Watch Metallica Reflect on ‘Master of Puppets’: ‘It Was Still Rebellious’
This past spring marked the 30th anniversary of Metallica‘s first high-water mark, Master of Puppets. The band is commemorating that album with the release of a new book, Back to the Front: A Fully Authorized Visual History of the Master of Puppets Album and Tour, by author Matt Taylor that will come out in bookstores on September 13th.
In anticipation of the book, all four band members took a moment to parse what the album meant to their careers and to reflect on their original bassist, Cliff Burton, who died while on tour promoting the LP.
“That album, it’s interesting, because from the moment it was released, it never went away,” Kirk Hammett says in the clip. “It still has not and there are no signs of it going away at all.”
“It was still rebellious,” James Hetfield says. “Back then it was still the four of us in a van out to conquer the world.”
“I really feel that a lot of the music on Master of Puppets, we pulled it out of a deep place,” Hammett adds. “A lot of it, it’s just so emotional, from the music to the lyrics to the guitar solos to even the arrangements. It’s so dramatic.”
The book will be available in two editions, a regular version and a deluxe collector’s edition. Both will contain 276 pages with interviews with all of the band members and people from the group’s history, as well as never-before-seen images, a foreword by Hetfield and an afterword by Burton’s father Ray. The collector’s edition, which is available via Moonrise Media, features a clothbound cover, a piece of one of the band’s road cases from the Master of Puppets tour and a clamshell case.
Earlier this year, Hammett, Ulrich and others spoke to Rolling Stone for an in-depth feature exploring the legacy of the album. “When I listen to Master of Puppets now, I just sit there and go, ‘What the fuck?
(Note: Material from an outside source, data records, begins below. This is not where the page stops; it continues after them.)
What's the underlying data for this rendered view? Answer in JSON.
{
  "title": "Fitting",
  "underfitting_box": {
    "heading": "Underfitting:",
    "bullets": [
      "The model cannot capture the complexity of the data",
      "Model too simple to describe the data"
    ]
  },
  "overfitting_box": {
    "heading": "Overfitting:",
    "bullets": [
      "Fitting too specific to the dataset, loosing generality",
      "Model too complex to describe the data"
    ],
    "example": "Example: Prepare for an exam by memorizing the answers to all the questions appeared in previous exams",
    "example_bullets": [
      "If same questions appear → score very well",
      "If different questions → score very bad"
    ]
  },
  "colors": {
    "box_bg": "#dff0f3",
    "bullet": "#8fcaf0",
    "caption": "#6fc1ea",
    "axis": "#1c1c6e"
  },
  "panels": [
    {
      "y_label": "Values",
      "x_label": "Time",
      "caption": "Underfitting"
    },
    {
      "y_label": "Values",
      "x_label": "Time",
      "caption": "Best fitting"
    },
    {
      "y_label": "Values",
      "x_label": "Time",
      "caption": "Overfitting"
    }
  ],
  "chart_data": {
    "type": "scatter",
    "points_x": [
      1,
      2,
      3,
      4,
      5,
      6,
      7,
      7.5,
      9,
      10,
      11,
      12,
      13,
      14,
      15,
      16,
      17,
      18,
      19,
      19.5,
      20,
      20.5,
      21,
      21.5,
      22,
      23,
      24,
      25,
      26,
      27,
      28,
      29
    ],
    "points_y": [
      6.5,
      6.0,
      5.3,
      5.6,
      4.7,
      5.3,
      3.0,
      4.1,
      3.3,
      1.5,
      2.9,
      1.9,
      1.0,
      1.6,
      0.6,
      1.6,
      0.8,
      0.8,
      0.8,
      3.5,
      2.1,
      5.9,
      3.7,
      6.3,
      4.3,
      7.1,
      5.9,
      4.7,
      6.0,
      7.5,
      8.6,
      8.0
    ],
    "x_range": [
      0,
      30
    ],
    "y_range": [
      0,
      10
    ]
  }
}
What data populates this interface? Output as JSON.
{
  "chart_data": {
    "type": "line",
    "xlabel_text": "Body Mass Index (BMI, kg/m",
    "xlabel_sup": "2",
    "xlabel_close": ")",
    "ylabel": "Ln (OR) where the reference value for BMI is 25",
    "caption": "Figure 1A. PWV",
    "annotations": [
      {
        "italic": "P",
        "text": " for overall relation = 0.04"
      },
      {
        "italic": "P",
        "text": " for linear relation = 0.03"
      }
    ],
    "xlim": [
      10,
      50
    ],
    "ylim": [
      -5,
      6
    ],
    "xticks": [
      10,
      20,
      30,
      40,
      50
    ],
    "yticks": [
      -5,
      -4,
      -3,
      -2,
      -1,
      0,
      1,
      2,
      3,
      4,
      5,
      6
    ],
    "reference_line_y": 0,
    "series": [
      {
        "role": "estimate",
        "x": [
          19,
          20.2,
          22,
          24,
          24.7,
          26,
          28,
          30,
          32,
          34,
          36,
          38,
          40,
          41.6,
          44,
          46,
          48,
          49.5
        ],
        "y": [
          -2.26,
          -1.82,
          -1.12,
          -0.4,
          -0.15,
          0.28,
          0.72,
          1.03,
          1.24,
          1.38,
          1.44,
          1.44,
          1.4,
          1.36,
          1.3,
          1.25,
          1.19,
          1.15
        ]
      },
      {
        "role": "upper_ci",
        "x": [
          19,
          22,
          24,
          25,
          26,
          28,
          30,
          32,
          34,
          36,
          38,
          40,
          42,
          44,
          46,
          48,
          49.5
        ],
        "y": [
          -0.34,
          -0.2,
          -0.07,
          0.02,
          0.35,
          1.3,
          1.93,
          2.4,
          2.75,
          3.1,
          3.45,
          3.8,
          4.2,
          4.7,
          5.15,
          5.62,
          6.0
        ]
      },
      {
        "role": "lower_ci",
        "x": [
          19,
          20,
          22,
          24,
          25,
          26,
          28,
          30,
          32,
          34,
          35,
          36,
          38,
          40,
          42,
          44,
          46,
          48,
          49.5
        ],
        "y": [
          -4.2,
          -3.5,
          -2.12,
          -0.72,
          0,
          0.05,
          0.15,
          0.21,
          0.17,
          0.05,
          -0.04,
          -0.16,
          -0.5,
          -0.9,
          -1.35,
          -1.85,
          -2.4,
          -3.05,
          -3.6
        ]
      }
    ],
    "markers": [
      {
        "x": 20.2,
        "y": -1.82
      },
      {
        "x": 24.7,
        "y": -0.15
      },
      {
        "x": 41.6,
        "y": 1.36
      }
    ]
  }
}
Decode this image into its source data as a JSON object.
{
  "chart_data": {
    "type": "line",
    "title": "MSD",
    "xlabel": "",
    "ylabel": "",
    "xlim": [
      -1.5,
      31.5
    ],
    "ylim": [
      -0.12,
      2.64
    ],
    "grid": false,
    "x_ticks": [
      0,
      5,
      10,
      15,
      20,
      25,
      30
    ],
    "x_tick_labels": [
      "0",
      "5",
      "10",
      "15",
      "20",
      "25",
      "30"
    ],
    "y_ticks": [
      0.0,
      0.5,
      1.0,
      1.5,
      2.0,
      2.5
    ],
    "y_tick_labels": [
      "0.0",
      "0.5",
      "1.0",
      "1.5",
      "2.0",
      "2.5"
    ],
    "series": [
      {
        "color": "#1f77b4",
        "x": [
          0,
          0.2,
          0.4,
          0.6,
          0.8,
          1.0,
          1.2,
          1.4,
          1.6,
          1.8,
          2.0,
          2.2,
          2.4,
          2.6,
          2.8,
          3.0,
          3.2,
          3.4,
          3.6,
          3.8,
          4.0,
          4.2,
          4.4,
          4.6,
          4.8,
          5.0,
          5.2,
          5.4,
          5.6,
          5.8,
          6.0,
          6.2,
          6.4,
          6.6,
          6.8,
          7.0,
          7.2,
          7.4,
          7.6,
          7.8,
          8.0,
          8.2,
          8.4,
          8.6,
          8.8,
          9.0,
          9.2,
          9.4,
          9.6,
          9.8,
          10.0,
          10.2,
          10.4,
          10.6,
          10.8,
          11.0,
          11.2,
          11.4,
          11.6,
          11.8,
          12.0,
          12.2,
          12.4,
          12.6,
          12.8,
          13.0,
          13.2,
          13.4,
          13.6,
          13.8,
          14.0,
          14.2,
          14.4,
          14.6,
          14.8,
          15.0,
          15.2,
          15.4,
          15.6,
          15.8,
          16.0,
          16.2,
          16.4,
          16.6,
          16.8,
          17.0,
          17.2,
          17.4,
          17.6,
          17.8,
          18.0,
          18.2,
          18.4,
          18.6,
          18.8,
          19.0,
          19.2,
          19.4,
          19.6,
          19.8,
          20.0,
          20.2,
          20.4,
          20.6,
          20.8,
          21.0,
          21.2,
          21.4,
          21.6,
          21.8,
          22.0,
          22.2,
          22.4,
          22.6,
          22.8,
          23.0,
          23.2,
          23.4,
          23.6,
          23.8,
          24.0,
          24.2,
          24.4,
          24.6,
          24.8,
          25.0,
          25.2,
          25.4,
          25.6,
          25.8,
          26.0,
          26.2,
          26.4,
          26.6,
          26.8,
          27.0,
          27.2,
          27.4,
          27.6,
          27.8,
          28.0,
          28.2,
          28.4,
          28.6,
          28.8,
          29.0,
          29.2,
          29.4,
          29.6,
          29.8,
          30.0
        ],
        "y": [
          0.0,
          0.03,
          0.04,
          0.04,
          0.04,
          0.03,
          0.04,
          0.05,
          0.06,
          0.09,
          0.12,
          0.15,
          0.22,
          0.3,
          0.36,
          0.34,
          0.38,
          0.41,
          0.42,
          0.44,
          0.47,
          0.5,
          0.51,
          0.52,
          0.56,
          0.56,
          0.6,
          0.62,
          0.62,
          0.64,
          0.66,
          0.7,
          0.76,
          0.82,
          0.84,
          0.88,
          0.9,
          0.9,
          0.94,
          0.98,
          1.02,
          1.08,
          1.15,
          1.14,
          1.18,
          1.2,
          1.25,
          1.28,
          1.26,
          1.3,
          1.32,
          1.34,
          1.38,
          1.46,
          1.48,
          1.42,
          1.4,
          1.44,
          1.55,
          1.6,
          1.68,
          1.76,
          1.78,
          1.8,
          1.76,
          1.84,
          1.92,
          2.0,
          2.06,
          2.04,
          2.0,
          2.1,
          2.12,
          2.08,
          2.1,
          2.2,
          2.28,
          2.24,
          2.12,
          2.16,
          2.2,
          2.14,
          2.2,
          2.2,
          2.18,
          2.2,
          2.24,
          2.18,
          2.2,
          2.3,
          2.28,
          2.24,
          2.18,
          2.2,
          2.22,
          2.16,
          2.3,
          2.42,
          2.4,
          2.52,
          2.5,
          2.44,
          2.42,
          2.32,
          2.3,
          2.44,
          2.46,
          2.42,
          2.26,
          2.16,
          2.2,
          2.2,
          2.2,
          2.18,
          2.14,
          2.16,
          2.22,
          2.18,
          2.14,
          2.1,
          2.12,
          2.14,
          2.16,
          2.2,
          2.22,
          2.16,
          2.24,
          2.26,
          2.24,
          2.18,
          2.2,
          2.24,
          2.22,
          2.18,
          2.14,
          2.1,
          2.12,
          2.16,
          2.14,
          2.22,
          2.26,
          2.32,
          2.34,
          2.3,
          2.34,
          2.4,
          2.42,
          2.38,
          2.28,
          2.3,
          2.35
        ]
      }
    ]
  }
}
How do you do that?'” Lars Ulrich said. “It’s very gutsy music.”
In other Metallica news, the band will issue its new album, Hardwired … to Self-Destruct in the fall. “Most of the songs are simpler [than those on previous LP Death Magnetic],” Ulrich told Rolling Stone of the LP. “We introduce a mood and we stick to it, rather than songs we’ve done where one riff happens and we go over here and then over there and it becomes a journey through all these different soundscapes.”